The Act adds to the NPCL provision permitting a corporation to pay reasonable compensation to its members, directors and officers for services a prohibition against any such person being present at or participating in any board or committee deliberation or vote concerning his or her compensation. However, if requested to do so by the board or committee, such person may be present to provide information or answer questions prior to the commencement of the deliberations or voting.
Employee Cannot be Chair
Effective January 1, 2015, the Act will prohibit any employee of a corporation from serving as chair of the organization's board of directors or to hold any title with similar responsibilities.
Incorporation and Authorization
The Act makes a number of changes that are designed to streamline the process for forming a corporation in New York State and for foreign corporations applying for authority to conduct activities in New York State.
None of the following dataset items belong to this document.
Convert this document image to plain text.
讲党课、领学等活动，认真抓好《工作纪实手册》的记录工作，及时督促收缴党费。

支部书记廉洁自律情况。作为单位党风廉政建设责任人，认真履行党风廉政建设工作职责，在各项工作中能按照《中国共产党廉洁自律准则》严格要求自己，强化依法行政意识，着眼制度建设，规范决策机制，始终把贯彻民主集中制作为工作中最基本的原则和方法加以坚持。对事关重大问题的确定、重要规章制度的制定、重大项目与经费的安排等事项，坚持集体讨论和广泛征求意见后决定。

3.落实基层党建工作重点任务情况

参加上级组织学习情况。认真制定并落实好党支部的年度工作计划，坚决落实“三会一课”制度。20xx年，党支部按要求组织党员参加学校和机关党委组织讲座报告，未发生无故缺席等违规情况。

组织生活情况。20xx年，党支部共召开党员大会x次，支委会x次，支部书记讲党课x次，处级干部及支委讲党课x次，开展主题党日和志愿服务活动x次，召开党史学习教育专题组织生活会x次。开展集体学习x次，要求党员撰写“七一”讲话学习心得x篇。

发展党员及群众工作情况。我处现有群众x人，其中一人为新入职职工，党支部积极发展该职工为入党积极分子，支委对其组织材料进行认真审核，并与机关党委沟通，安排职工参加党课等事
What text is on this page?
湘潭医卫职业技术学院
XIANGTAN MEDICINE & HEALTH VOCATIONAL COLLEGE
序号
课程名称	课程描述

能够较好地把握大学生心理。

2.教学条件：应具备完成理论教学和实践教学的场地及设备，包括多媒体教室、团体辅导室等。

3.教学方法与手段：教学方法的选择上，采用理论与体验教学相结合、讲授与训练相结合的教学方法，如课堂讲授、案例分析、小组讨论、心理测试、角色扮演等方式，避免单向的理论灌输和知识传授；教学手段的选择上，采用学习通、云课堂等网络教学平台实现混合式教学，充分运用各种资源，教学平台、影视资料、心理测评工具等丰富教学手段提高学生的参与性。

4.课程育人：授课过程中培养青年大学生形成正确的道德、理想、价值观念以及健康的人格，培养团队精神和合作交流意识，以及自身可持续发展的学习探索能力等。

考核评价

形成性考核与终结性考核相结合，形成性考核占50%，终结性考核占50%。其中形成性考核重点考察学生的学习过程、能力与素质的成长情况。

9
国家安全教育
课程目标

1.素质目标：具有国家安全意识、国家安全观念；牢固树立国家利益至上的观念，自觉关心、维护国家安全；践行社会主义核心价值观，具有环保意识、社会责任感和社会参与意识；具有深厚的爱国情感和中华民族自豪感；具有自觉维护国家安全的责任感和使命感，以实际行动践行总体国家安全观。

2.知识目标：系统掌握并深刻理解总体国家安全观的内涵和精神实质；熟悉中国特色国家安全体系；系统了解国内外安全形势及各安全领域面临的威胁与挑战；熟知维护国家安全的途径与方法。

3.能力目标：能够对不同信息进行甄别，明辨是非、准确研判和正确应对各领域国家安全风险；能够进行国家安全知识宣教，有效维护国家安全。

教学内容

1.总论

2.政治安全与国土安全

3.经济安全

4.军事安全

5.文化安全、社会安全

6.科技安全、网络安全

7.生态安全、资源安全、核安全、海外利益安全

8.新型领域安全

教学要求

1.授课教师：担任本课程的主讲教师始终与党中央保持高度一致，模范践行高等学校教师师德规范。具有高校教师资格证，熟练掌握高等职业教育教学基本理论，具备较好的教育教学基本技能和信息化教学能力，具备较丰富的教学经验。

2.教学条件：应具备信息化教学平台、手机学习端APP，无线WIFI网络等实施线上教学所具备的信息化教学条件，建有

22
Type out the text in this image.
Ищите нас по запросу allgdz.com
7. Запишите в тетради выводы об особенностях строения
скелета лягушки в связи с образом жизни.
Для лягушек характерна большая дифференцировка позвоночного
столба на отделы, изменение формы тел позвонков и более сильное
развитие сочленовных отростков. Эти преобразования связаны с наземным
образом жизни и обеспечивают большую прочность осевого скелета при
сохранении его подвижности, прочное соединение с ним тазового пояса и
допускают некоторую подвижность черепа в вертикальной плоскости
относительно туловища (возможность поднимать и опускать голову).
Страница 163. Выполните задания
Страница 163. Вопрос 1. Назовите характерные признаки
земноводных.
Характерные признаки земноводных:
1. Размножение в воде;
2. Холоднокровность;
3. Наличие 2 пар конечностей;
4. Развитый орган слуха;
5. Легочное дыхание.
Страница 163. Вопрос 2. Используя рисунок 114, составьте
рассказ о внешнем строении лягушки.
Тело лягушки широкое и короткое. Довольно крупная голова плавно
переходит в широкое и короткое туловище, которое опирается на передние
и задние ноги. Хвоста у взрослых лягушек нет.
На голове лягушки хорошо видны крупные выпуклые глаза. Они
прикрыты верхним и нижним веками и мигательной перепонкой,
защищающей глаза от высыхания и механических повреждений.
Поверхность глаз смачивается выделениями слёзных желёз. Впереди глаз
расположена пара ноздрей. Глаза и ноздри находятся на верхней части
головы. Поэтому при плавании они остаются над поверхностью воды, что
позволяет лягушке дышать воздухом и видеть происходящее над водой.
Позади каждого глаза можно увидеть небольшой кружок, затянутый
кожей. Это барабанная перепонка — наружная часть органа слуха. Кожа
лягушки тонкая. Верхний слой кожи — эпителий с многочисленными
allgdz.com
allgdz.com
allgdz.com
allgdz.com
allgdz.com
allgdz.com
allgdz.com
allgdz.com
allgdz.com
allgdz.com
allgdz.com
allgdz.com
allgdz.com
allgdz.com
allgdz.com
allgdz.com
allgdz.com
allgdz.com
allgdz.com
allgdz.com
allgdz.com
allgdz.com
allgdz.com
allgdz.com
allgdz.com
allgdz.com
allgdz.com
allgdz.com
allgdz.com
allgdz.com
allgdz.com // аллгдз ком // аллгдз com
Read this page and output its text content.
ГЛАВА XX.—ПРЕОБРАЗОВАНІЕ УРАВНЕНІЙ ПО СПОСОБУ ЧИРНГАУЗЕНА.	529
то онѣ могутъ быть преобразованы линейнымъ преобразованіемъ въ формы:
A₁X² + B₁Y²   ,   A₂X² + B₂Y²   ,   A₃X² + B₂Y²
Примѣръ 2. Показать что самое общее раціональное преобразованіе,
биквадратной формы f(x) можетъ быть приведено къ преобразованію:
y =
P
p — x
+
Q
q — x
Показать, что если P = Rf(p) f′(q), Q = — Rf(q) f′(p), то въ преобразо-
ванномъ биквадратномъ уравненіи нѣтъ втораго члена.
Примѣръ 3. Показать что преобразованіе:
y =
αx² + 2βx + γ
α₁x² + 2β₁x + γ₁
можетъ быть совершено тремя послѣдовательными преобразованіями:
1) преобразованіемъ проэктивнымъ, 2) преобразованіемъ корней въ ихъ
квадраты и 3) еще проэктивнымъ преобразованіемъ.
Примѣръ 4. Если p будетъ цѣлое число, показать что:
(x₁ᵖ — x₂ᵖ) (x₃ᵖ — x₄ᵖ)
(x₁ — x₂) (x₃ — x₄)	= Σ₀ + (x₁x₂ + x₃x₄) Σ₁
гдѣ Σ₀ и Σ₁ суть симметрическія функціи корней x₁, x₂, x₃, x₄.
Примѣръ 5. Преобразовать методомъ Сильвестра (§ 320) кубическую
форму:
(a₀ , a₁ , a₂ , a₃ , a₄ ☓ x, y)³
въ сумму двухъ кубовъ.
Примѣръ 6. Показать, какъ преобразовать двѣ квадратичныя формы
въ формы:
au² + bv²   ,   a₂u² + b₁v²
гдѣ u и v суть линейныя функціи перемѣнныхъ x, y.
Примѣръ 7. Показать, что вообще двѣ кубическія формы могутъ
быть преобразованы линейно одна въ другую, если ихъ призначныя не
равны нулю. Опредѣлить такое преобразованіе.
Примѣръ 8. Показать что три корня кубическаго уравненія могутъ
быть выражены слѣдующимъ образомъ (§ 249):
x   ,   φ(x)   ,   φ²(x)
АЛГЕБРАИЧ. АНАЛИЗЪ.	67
We would be happy to assist you in taking the steps necessary to comply with the Act.
1 The Act also amends provisions of other New York statutes, including the Education Law, Religious Corporations Law, Executive Law and Estates, Powers and Trusts Law.
2 New York education corporations are governed by the NPCL to the extent provided under Education Law §216-a, and New York religious corporations are governed by the NPCL as provided under Religious Corporations Law §2-b. Accordingly, a number of the Act's provisions discussed herein also are applicable to New York education corporations and religious corporations. In addition, as discussed herein, certain of these changes affect New York charitable trusts.
3 For transfers of all or substantially all assets, the option of obtaining only Attorney General approval is not available if the corporation is insolvent or would become insolvent as a result of the transaction.